Marlborough Gate, St Albans

Hitting back over the battle of the humps

SIR – Phile Rowe (Herts Advertiser, January 27) attributes many things to me, none of which is true.

Firstly, he claims that I have presented “spurious pseudo-scientific arguments for the removal of speed humps”. My views are based on sound safety engineering principles and solid evidence, which may explain why he was unable to elaborate how or where my position was flawed.

He also accuses me of coming from an “ideology where drivers use their vehicles as they please with few if any constraints”. Again, not true. My sole motivation is to improve safety for all road users in terms of reducing collisions and casualties, which has meant cutting through many bogus claims for so-called road safety features such as speed cameras, humps and 20mph zones, as expounded in my previous letters.

Ironically, my son’s only incident on the road involved a speed hump in Sherwood Avenue a few years ago when he was at school. He was cycling when a vehicle passed him closely forcing him to go onto its sloping edge of the hump, hitting the kerb, falling off and breaking his wrist. Such incidents are inevitable when, in effect, obstacles are placed in the road (chicanes and pinch points can be even more dangerous to cyclists).

But crashes caused by latent failures initiated by vehicle damage from humps are likely to be even more common and may explain some of the incidents where motorists “lose control and end up on the pavement” as described by Mr Rowe.
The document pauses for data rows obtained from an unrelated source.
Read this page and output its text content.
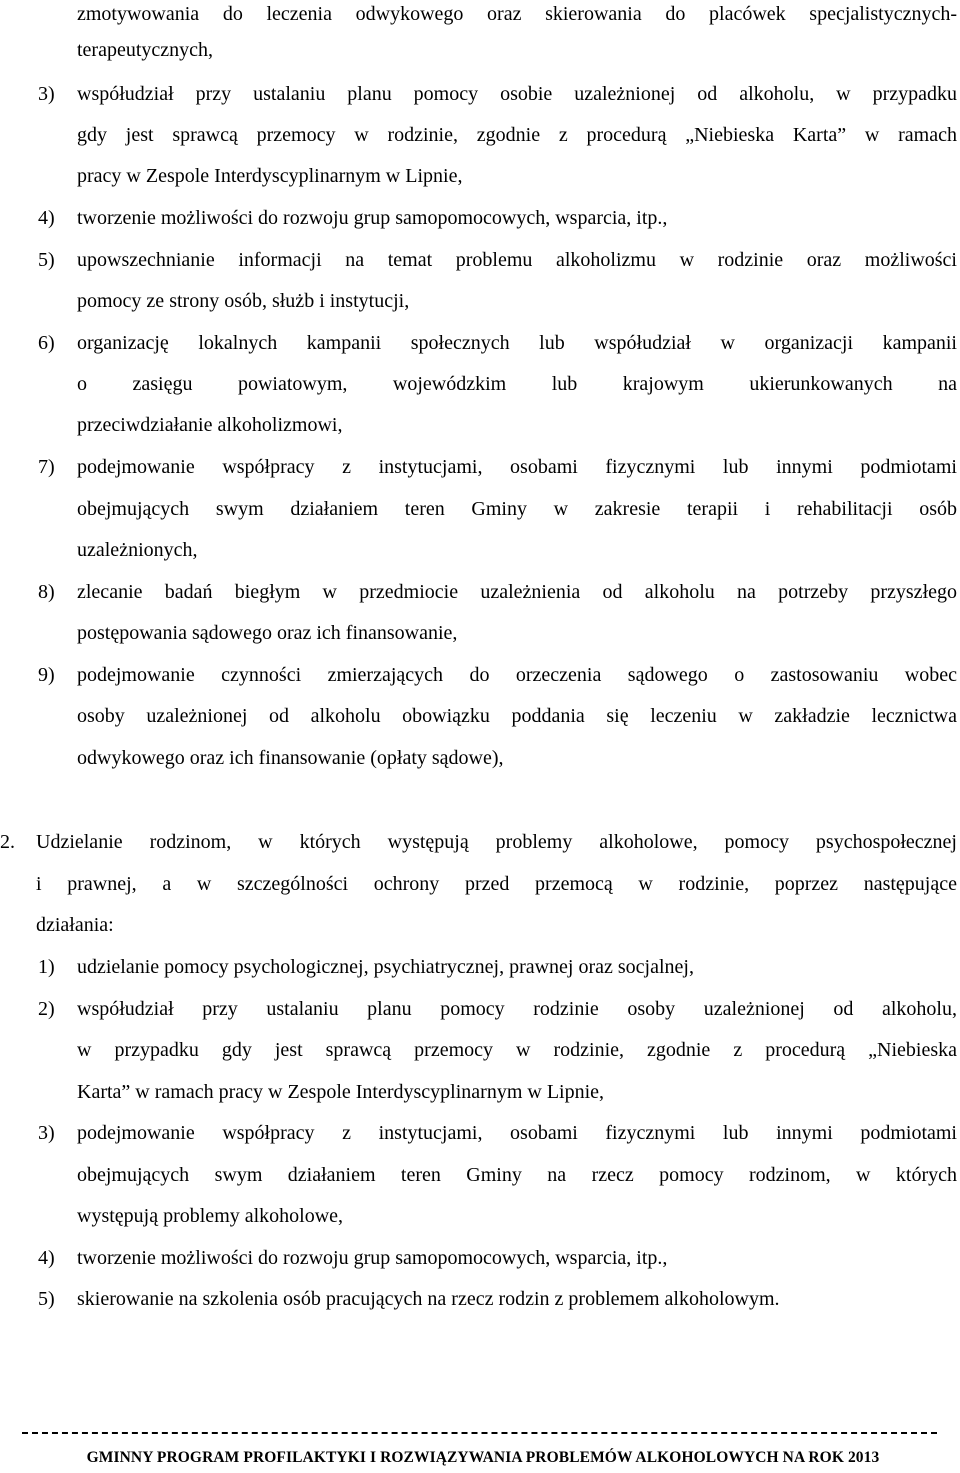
zmotywowania do leczenia odwykowego oraz skierowania do placówek specjalistycznych-
terapeutycznych,
3)	współudział przy ustalaniu planu pomocy osobie uzależnionej od alkoholu, w przypadku
gdy jest sprawcą przemocy w rodzinie, zgodnie z procedurą „Niebieska Karta” w ramach
pracy w Zespole Interdyscyplinarnym w Lipnie,
4)	tworzenie możliwości do rozwoju grup samopomocowych, wsparcia, itp.,
5)	upowszechnianie informacji na temat problemu alkoholizmu w rodzinie oraz możliwości
pomocy ze strony osób, służb i instytucji,
6)	organizację lokalnych kampanii społecznych lub współudział w organizacji kampanii
o zasięgu powiatowym, wojewódzkim lub krajowym ukierunkowanych na
przeciwdziałanie alkoholizmowi,
7)	podejmowanie współpracy z instytucjami, osobami fizycznymi lub innymi podmiotami
obejmujących swym działaniem teren Gminy w zakresie terapii i rehabilitacji osób
uzależnionych,
8)	zlecanie badań biegłym w przedmiocie uzależnienia od alkoholu na potrzeby przyszłego
postępowania sądowego oraz ich finansowanie,
9)	podejmowanie czynności zmierzających do orzeczenia sądowego o zastosowaniu wobec
osoby uzależnionej od alkoholu obowiązku poddania się leczeniu w zakładzie lecznictwa
odwykowego oraz ich finansowanie (opłaty sądowe),
2.	Udzielanie rodzinom, w których występują problemy alkoholowe, pomocy psychospołecznej
i prawnej, a w szczególności ochrony przed przemocą w rodzinie, poprzez następujące
działania:
1)	udzielanie pomocy psychologicznej, psychiatrycznej, prawnej oraz socjalnej,
2)	współudział przy ustalaniu planu pomocy rodzinie osoby uzależnionej od alkoholu,
w przypadku gdy jest sprawcą przemocy w rodzinie, zgodnie z procedurą „Niebieska
Karta” w ramach pracy w Zespole Interdyscyplinarnym w Lipnie,
3)	podejmowanie współpracy z instytucjami, osobami fizycznymi lub innymi podmiotami
obejmujących swym działaniem teren Gminy na rzecz pomocy rodzinom, w których
występują problemy alkoholowe,
4)	tworzenie możliwości do rozwoju grup samopomocowych, wsparcia, itp.,
5)	skierowanie na szkolenia osób pracujących na rzecz rodzin z problemem alkoholowym.
GMINNY PROGRAM PROFILAKTYKI I ROZWIĄZYWANIA PROBLEMÓW ALKOHOLOWYCH NA ROK 2013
Safety has to be based on facts, credible arguments, and appropriate measures of success. It is unfortunate that Mr Rowe has resorted to emotional arguments and what the public clamour for. I support all of the good things that he proposes (walking, cycling using public transport, reducing emissions, legal vehicles, obeying laws) but I will continue to expose where the net effect of interventions is detrimental to road safety, as is the case with humps and cameras.

Eric Bridgstock

Evans Grove, St Albans

Sir – Phile Rowe’s letter in last week’s Herts Advertiser (January 27) attacks a number of issues – CO2; an “ideology” of freedom; reduced taxation on fuel; and hazard free roads.

Perhaps we should all stop breathing, for each individual in the course of a year will emit about 1,000lbs of CO2. Globally, Nature emits 95 per cent of all airborn CO2, and cars one per cent, upon which plants feed (ask any commercial horticulturist). Manometers compulsorily fitted to every man, woman and child to measure CO2 output and tax accordingly. Stop driving – it kills people. The shortfall in tax revenue therefrom can be placed on bicycle ownership, licencing, and insurance. The expensive hazards that are cameras and speed humps, would no longer need to be maintained, as roads would become multi-coloured pedestrian and cycle routes – and their use taxed to walk and ride upon through government sealed pedometers and mileometers. Enjoy.

I cycle to the shops, and my children walked to school. They have been educated in road safety and vehicle awareness. That accidents will still happen when laws and speed limits are obeyed, is a fact of life. To create a set of hazards deliberately to slow traffic has side effects contradictory to safety, and building/vehicle/physiological structural integrity. Humps are expensive to place and maintain. Those who cry out for them are also the first to wish them removed (with some exceptions). The presence of a ‘speed’ camera has caused loss of life – fact. The presence of a ‘speed’ camera has never saved a single life – prove it otherwise. You cannot, it is an assumption only, and upon which has been based an entire industry and government policy. Typical of a bureaucracy which expects the nation to be powered by wind and sunlight. ‘That’ will kill us all. Commonsense is indeed uncommon.